One of my favorite games from back in the 1980s was Telengard, a sort of graphic roguelike which I played A LOT on my Commodore 64. There are a few ports and remakes available now, but while I found a few that could be played online, I didn’t find any which I could successfully install on the ThinkPad. No big deal; there are ways to get around this, including porting the Commodore BASIC source code to Javascript and having it run in the browser. It wouldn’t take long; anything that could run on a C64 is miniscule compared to even the most rudimentary of games available now.
But my research turned up one interesting bit of trivia: Back in 2005 someone released an updated version of Telengard, which I had downloaded and played once upon a time. That person was Travis Baldree, who wrote the absolutely wonderful book Legends and Lattes. Baldree is one of the developers of Torchlight, also one of my favorite games, and one which I played A LOT back around 2012 – 2015.

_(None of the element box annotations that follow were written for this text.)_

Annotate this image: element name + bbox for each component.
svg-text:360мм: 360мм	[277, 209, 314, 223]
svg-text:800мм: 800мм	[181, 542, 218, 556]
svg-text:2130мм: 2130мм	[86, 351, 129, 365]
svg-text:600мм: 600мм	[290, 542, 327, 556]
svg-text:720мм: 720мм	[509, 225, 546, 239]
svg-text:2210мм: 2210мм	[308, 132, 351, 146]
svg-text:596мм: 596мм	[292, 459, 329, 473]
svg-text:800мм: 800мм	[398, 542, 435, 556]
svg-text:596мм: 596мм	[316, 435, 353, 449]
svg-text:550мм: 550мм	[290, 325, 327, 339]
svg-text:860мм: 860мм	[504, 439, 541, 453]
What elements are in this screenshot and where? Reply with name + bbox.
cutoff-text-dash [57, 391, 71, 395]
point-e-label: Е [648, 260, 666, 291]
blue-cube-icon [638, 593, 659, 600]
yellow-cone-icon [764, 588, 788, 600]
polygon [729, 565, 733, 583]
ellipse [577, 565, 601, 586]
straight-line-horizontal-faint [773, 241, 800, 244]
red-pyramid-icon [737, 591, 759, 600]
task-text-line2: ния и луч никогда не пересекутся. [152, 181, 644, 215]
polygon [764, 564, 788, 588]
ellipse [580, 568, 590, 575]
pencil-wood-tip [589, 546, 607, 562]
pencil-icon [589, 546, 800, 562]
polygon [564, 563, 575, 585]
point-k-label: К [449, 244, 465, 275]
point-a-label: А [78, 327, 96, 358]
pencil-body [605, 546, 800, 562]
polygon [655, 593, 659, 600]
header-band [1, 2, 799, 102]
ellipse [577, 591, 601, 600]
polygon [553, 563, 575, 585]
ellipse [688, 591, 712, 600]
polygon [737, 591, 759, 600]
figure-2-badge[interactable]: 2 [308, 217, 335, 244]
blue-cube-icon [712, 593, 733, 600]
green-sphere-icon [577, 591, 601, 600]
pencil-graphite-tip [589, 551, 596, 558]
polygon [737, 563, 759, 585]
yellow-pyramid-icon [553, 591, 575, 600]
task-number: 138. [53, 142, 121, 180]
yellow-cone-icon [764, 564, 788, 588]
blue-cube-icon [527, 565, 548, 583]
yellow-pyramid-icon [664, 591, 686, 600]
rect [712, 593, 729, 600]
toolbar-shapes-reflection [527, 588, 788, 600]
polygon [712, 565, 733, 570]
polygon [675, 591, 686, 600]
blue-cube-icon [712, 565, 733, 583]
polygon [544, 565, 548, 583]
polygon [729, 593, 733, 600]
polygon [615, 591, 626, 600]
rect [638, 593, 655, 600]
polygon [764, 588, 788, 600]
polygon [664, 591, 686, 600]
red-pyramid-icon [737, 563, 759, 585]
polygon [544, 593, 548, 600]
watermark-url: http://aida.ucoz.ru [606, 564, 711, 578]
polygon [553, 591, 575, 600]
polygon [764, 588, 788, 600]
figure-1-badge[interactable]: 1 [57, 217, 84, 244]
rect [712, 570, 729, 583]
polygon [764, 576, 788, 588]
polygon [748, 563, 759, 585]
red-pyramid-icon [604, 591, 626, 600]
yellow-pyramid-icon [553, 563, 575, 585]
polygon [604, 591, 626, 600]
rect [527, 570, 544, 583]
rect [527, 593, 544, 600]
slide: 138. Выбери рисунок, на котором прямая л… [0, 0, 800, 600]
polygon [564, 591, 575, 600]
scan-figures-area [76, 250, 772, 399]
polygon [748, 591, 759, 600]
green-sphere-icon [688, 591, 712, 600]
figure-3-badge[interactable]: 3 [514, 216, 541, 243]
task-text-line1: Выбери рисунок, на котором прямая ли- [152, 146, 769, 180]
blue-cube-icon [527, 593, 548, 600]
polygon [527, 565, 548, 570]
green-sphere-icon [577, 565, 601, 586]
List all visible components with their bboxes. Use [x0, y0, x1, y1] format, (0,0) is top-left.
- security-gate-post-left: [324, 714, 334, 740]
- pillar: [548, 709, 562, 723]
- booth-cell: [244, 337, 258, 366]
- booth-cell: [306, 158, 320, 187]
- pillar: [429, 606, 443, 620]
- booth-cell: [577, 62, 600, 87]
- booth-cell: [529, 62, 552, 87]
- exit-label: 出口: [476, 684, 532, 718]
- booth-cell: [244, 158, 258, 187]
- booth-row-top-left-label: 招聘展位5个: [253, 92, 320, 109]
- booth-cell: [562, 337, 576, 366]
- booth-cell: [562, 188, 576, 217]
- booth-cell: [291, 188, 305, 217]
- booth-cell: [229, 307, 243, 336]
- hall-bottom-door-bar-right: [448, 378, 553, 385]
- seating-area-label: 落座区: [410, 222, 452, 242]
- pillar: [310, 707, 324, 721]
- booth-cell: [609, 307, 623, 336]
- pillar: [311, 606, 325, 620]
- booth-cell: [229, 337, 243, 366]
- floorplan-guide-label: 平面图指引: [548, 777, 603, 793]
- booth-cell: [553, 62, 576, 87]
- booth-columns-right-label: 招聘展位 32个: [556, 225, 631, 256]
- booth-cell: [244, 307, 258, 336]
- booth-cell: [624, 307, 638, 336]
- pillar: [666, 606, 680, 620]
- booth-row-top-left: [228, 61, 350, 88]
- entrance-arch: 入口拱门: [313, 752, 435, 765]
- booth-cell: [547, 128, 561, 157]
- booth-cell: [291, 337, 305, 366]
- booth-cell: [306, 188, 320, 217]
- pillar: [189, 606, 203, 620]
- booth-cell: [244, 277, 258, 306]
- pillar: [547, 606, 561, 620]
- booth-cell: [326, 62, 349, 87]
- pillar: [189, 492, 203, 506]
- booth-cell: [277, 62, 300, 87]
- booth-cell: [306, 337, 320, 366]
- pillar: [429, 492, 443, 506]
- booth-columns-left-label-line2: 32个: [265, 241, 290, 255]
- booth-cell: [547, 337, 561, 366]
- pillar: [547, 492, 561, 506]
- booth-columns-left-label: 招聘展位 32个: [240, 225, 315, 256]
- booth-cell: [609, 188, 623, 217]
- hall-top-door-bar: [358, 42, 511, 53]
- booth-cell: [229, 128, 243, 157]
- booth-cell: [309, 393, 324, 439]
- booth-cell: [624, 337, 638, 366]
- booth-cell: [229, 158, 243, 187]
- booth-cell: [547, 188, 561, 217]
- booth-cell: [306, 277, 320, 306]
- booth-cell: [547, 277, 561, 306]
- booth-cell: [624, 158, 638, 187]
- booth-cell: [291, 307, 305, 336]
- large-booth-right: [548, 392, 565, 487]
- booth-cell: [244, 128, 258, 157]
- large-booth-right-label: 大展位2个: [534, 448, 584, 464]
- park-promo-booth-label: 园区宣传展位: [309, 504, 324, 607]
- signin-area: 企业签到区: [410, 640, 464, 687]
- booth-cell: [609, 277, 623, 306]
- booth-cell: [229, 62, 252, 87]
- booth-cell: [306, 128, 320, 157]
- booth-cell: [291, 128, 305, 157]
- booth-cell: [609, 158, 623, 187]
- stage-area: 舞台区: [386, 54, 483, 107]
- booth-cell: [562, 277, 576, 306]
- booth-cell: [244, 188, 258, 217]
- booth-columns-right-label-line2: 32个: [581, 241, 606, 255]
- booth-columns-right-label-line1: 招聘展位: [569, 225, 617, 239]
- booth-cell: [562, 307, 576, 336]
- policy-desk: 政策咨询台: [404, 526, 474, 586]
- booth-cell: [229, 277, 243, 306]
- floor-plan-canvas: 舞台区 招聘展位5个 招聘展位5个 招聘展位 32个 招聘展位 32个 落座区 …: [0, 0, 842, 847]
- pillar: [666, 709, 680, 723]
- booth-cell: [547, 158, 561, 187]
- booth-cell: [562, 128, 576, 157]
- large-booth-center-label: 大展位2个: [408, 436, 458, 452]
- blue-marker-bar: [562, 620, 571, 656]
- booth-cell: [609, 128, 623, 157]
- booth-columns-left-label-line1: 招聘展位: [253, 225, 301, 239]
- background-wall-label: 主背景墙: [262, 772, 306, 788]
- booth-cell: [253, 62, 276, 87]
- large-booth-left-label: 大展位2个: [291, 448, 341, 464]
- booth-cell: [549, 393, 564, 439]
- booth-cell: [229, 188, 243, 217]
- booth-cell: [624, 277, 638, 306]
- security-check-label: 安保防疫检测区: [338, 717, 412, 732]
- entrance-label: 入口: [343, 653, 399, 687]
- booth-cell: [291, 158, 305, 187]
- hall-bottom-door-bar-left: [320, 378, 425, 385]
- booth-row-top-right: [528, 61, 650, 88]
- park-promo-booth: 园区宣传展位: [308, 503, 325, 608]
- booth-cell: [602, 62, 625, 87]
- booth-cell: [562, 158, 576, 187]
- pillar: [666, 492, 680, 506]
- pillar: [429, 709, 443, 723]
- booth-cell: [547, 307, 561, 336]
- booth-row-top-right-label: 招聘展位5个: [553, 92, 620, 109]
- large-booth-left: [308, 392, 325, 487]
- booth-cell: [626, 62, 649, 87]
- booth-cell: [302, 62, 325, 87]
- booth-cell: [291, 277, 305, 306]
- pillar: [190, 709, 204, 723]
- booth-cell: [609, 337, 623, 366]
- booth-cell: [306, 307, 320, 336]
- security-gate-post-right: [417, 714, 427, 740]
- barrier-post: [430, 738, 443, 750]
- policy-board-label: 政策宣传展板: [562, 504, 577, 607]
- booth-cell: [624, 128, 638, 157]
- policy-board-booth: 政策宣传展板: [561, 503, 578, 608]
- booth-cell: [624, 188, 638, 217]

Another week with little writing, though I do have a plan to start some deep worldbuilding for the rewrite of my 2022 NaNoWriMo project Cacophonous. Just too much noise in the world right now.
I’ve been a fan of John Zorn since I first heard his album The Gift while sitting in Common Ground Coffee House in the early 2000s. “Baphomet” is a single track and also an album, prog rock by way of avant-garde jazz, and a fantastic listen. I think the theme music for writing Cacophonous, when I finally get around to it, will be Zorn’s oeuvre, mixed and randomized and on heavy rotation.
Another super-busy week. The only time I had to myself was on the walk to and from work on Monday and Wednesday. That’s when I took this photo of the entrance to the Keeler building on Fountain Street.
Reading
I am close to done with Babel by R.F. Kuang, and loving every page of it.